Cuanta razón asistía a Freud cuando en El malestar de la cultura escribió que «el destino de la especie humana será decidido por la circunstancia de sí –y hasta que punto– el desarrollo cultural logrará hacer frente (…) al instinto de agresión y de autodestrucción».

Antítesis del iluminismo

La tesis iluminista de que la historia es un orden natural de causas y efectos, es decir, un sistema determinista a propósito del cual un grupo de iluminados puede conocer con absoluta certeza el pasado, el presente y el futuro, permite justificar que un líder, o unos líderes, actuando en nombre de Dios, del Estado, de una clase social, de una raza, de una nacionalidad, de un pueblo, de una ideología o de un partido político, establezcan un despotismo totalizador, militarista y genocida, argumentando que el orden determinista es por ellos conocido, de ahí que sea precisamente en este punto donde conviene desmitificar al iluminismo.

¿Cómo hacerlo? Demostrando que la historia no es un determinismo, sino un probabilismo, de modo que nadie, ni persona ni grupo, puede conocer de antemano el futuro o proclamarse superior a los demás en razón de la raza, la nación, la ideología, la religión o la posición socioeconómica.

La historia como un sistema de probabilidades se constituye en la antítesis del irracionalismo del odio disimulado en el determinismo. Conceptos como libertad, probabilidad, propensión, tendencia, sincronicidad, riesgo, acausalidad, casualidad, indeterminismo, aleatoriedad u otros derivados de la teoría de probabilidades, adquieren mucha importancia cuando se sustenta la tesis de la historia como sistema probabilístico.
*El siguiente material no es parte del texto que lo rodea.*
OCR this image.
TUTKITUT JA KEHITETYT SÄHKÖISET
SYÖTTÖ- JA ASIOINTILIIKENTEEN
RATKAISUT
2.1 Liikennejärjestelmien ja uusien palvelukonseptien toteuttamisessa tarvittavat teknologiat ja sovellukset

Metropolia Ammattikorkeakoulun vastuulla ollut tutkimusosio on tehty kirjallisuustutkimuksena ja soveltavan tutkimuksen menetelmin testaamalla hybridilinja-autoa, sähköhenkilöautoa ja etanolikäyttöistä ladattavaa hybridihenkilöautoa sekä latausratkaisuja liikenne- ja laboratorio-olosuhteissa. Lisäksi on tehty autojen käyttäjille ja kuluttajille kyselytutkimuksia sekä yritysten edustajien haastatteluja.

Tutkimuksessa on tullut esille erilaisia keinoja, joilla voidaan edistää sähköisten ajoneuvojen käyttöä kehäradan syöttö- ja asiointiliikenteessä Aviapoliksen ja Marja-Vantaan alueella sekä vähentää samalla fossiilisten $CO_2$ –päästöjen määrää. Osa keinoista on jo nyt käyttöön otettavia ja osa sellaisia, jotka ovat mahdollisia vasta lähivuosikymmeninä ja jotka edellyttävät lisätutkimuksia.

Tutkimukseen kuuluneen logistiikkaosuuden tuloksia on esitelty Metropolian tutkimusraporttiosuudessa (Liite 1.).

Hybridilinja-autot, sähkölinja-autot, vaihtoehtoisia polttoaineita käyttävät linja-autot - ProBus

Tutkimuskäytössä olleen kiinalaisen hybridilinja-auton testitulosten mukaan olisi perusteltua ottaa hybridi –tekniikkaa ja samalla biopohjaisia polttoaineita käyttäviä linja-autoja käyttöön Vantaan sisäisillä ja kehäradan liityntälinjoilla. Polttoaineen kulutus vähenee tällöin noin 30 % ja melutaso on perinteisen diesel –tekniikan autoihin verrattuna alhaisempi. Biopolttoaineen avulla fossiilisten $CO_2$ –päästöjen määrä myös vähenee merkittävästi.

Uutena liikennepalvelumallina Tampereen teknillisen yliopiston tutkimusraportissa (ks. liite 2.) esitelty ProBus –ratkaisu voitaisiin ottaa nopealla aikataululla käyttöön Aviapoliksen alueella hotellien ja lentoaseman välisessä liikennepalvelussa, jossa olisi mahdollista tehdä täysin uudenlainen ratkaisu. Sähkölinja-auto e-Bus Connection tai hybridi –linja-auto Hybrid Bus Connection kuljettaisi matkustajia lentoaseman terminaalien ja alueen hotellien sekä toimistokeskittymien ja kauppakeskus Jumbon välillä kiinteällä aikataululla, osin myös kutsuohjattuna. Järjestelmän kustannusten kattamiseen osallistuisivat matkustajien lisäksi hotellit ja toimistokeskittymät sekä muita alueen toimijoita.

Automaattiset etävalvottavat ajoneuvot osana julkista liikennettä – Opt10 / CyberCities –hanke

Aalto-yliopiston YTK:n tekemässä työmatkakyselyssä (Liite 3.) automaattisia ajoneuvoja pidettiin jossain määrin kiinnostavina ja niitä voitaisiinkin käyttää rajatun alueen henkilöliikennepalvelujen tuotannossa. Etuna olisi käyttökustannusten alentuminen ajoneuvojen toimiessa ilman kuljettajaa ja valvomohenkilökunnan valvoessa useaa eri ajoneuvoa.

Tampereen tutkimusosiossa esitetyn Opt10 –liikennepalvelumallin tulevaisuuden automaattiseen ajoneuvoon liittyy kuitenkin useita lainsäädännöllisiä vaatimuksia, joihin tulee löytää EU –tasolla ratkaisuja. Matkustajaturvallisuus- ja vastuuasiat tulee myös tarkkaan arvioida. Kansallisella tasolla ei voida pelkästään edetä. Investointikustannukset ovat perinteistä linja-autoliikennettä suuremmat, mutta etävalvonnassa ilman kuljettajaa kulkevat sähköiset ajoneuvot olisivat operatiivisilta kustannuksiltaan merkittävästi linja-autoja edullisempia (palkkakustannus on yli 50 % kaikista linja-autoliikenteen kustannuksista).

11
En la hipótesis probabilística, la historia es una creación continua, diversa y plural de posibilidades cuyo núcleo generador es la persona (personalismo histórico), mientras en el determinismo la historia es una estructura natural donde los individuos quedan subordinados a las conexiones de causa-efecto y al despotismo de algún iluminado.

Mientras en el probabilismo histórico el conocimiento y la experiencia se encuentran descentralizados en cada ser humano, y es imposible centralizarlos en una instancia monolítica, en el enfoque determinista las experiencias y conocimientos que valen son solo las de los iluminados.

Es en esta diferencia sutil y decisiva donde se bifurcan los caminos, y se distingue lo que es digno de lo que es opresivo, la libertad de la esclavitud.